Should You Let Jane The Virgin Sully Your DVR?
The CW's telenovela remake about a not-quite-immaculate conception takes big risks, but do they pay off?
What Is This Thing?
Ever since her daughter Xiomara's accidental pregnancy resulted in the birth of Jane, Alba made it her mission to impress upon Jane -- from childhood -- how important it was that she guard her virginity until marriage. And it worked. Which is why it's kind of a shock to everyone when Jane finds out she's pregnant.
When Is It On?
Mondays at 9 PM on The CW.
Why Was It Made Now?
Ever since the way-too-soon and heartbreaking cancellation of The Carrie Diaries, The CW had a "fizzy female-skewing dramedy" gap in its lineup. Enter Jane The Virgin. (Hee hee.) (I'm twelve.)
What's Its Pedigree?
Credited as co-creators are Ben Silverman, of a million hits -- the most relevant of which in this case is Ugly Betty, since that, like Jane, was based on a South American telenovela; and Jennie Snyder, who's written on girly dramedies of varying degrees of quality and longevity, including Men In Trees, Lipstick Jungle, Emily Owens, M.D., and Gilmore Girls. The cast is mostly pretty fresh-faced; I only recognized Gina Rodriguez, who plays Jane, from a guest shot as Penny's thieving assistant on Happy Endings, and Jane's abuela Alba is Ivonne Coll, late of a similar role on Switched At Birth. And I know what you're thinking, but no, that's not Nev Schulman crossing over from reality to scripted as Rafael.
Apparently that's Justin Baldoni, a totally other guy!
...And?
I went into this with really low expectations. I watched all of Ugly Betty but often felt like it suffered from tone problems; since then, I quickly grew bored of other telenovela adaptations including Devious Maids and Red Band Society and may not return to Chasing Life. Plus that photo up top is the one that led most of the Jane items in fall schedule roundups and I really couldn't with that dumb face she's making.
But I love it.
There are so many ways this could have all fallen apart: if Jane had been annoying; if the plot had holes for the somewhat outlandish premise to fall into; if there wasn't sufficient telenovela-esque intrigue to give the story post-pilot potential. Miraculously, though, it all hangs together beautifully.
What happens is: Jane really does listen to Alba, and maintains her virginity into her early twenties. Her nice cop boyfriend Mike is very understanding, and the two of them have agreed on a very orderly life plan, one of many ways Jane has striven to distinguish herself from her less disciplined mother. But then she happens to go for a pap smear on her gynecologist's worst day, and the distracted doctor inseminates her instead. WHOOPS.
The pilot -- in a methodical yet seamless way -- walks us through all of Jane's concerns and choices. Jane's fuckup GYN gives her a prescription for an unnamed drug that, we understand, will induce abortion, and at first it seems like this is the obvious option -- particularly after Mike proposes just a few hours after she gets this shocking news, and later tells her he doesn't want to start their lives together with her bringing a stranger's biological child into the mix. But Jane also finds out that the biological father is Rafael. He's (a) her boss, with whom (b) she made out one time years ago, and who (c) "harvested" his sample before undergoing cancer treatment, so Jane's pregnancy is his last-ever chance at fathering a child biologically, and (d) he and his wife would therefore be willing to take full custody of the child if Jane carries her pregnancy to term.
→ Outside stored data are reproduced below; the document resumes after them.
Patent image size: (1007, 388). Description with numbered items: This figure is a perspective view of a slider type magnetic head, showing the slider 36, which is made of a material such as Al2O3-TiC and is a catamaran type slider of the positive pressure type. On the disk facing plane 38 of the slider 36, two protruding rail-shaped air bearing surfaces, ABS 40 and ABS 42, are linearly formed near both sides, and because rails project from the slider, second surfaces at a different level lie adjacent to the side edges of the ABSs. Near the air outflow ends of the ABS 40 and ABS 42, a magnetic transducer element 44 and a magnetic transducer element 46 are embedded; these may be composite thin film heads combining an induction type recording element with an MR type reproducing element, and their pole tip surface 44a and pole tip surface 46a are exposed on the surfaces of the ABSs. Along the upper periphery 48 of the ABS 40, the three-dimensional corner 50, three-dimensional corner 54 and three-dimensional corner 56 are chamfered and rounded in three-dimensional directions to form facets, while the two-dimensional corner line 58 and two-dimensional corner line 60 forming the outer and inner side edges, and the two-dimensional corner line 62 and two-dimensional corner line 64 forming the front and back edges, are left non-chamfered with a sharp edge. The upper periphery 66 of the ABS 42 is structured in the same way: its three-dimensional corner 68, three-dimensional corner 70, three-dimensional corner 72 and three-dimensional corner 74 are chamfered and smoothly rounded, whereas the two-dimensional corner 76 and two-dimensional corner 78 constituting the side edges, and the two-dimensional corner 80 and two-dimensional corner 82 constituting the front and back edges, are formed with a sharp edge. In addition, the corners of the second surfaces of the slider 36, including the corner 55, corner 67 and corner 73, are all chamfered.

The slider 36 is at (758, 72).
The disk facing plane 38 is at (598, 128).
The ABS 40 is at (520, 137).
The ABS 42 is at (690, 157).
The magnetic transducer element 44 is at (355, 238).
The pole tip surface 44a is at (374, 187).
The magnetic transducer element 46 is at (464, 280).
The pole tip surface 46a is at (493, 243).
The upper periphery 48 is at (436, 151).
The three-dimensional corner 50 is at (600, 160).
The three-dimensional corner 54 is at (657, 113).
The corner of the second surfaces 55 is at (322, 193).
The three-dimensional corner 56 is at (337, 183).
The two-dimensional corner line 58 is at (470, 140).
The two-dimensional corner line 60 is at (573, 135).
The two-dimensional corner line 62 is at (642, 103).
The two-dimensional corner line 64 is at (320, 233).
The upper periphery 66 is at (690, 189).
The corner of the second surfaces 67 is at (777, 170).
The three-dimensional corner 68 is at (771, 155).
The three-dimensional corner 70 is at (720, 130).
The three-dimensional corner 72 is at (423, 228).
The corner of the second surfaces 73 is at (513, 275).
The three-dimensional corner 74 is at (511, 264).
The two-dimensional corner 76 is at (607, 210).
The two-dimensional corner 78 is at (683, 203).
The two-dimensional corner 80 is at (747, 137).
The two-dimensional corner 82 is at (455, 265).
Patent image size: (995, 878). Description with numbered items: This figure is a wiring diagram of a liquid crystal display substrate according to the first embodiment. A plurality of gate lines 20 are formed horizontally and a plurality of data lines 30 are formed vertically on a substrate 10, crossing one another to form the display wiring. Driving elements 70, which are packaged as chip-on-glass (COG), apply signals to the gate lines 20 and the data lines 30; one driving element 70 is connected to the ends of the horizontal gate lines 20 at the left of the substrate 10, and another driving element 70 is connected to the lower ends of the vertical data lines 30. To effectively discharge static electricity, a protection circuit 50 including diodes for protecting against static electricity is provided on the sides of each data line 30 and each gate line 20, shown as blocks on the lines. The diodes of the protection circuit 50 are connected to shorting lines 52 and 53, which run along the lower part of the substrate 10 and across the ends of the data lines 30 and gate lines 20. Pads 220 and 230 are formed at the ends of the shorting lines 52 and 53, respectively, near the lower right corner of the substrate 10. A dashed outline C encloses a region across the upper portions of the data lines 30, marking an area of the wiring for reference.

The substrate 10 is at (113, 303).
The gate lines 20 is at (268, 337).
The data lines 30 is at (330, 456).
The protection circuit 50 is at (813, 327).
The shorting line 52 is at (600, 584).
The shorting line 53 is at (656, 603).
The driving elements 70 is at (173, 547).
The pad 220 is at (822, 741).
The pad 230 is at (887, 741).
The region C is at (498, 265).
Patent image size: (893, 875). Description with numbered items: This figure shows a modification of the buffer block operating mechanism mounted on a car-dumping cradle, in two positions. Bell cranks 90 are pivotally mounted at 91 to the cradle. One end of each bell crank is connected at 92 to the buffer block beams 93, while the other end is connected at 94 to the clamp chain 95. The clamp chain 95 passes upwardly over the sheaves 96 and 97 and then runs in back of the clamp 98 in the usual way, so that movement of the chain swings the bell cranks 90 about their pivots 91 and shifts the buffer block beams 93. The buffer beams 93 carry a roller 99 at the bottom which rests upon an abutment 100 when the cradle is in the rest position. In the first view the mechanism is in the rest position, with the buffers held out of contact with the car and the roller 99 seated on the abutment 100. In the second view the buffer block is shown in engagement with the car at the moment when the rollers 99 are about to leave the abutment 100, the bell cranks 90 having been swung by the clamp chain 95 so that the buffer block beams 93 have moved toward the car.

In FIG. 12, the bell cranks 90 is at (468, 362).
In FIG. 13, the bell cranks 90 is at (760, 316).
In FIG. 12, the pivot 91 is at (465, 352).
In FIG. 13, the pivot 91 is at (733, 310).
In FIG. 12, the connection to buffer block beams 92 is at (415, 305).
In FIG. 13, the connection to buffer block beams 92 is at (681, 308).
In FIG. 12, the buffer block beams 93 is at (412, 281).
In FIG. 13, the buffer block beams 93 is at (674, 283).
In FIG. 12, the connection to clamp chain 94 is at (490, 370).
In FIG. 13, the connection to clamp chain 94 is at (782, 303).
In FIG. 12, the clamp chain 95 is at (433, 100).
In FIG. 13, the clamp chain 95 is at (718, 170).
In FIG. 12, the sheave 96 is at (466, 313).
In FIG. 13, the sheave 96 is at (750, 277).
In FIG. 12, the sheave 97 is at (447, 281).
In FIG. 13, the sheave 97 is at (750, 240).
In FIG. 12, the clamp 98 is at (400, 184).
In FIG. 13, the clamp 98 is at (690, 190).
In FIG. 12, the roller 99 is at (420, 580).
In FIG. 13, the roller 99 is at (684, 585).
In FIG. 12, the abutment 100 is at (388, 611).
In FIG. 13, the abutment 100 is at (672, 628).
While Jane is trying to figure out what to do, she also learns that although she'd always assumed Alba forced Xiomara to give birth to her all those years ago, the truth is that Alba tried to get Xiomara to have an abortion and Xiomara wouldn't do it. And we also learn things Jane doesn't know -- like the identity of Jane's biological father, who has only just learned of her existence; and that even though Jane decides to have the baby and let its father and his wife raise it, they're not the great couple she thinks they are; and that even though Mike seems like a big sweetie, the omniscient narrator wants us to know he's going to let Jane down in a big, as-yet-mysterious way. Intrigue! Sweet mother-daughter moments! A hot lady rocking out at a nightclub in a fierce spangly dress! These are the very things TV was made for.
...But?
I realize we're supposed to hate Petra, Rafael's scheming, money-grubbing wife, because she is trying to force him into staying married to her (he's rich and there's a pre-nup situation). But so far her character is a clichéd misogynist nightmare -- even for a soap. There's also the fact that Baldoni and everyone else in his storyline kind of sucks at acting, which is a problem given how great Jane, Xiomara, and Alba are. In fact, the worst I can say about any of them is that it's a little tedious that Alba speaks Spanish and Jane answers in English -- either all one or all the other! However, I'm basing this review on a screener; if it turns out that Alba speaks English in the air version, I won't be surprised.
...So?
Gilmore Girls plus soapy intrigue? It's already perfect. Please watch it.